Perhaps the best way to see and photograph the bridges of Paris comes from the Seine River itself. Countless river cruises is going to take you thru the key part of the Seine, often while sipping on wine and eating good food. I don’t recommend this food and wine habit for photography however because you will get little in the form of photographs. Save that to get a later time; it’s a primary reason to stay in Paris to begin with!
The majority of the large boats leave constitute the vicinity of the Eiffel Tower and those boats are “huge” carrying upwards of 300 passengers or even more. For photography my preference is definitely the smaller boats leaving from Pont Neuf that carry fewer people and don’t serve food. Reach the cruise terminal early and attempt to get yourself a seat in front of the boat for the best views. The evening light is stunning so make an effort to be on one of many last river trips before sunset, it is a very photogenic time and energy to be on the river.
The river Seine and its many famous bridges in Paris are memorable sites to go to. Naturally, you will sometimes end up along the Seine, because most of the favorite things to see in Paris lie on its banks; like, the Louvre, the Jardin des Tuileries, the Musee d’Orsay and so much more.
Unlike in London, where the bridges are really long, you may find yourself utilizing the ones in Paris, as the river isn’t so wide, and because the bridges are extremely handy to where you stand and where you are going to want to go.
You can also have a boat ride on the Seine, and it’s quite romantic. There are a few different boat lines serving the river. You can have a meal or perhaps a drink. The main one I took was at nighttime, and lots of the sites were well lit for passengers’ enjoyment; a hostess gave a commentary over a microphone. The boat trip I took I caught below Pont Neuf, plus it circled the Isle St. Louis, then went up to the Eiffel tower, turned around just beyond that, circled the Isle St. Louis once more and returned me towards the Pont Neuf.
The Petit Pont (Little Bridge) is actually a sentimental favorite of mine as it was just around the corner from my hotel on the rue de la Huchette and led me to the place I would personally usually begin my days in Paris: the cathedral Notre Dame. This bridge, dating from 1853, is within the same spot where first bridges over the Seine were placed.

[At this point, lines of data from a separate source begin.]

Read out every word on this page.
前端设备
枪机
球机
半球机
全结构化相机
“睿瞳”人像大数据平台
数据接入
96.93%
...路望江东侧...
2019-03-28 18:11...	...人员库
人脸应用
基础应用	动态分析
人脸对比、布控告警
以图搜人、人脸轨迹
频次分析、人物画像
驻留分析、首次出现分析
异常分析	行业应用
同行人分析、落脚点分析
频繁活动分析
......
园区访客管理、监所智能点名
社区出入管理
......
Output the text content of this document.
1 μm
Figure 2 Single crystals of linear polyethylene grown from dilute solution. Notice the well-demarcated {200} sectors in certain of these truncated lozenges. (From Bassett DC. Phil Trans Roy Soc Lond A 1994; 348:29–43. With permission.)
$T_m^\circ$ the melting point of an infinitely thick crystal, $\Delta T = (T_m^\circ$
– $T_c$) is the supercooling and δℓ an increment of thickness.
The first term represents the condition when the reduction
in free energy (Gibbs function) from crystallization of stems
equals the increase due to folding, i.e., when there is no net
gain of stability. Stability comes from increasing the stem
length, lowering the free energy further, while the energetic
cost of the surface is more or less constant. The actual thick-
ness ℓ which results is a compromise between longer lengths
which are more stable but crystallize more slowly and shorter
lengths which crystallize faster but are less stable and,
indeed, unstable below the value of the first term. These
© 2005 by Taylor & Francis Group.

Pont Neuf (the brand new Bridge) is actually a misnomer, for this is the oldest bridge over the Seine in Paris, dating back to 1607. Beneath it lies the stunning and romantic Square du Vert-Galant, a terrific picnic spot, as well as a place xobmso, at anytime, a few of the old-timers may be seen fishing. The bastions (rounded bow areas) from the bridge provide it with its charm and uniqueness.
Pont Alexandre III (named for Tsar Alexander of Russia) is by far the most ornate bridge in Paris, with its gilt, cherubs and lamps. It had been to represent French-Russian friendship. It leads majestically for the Invalides, where Napoleon is entombed.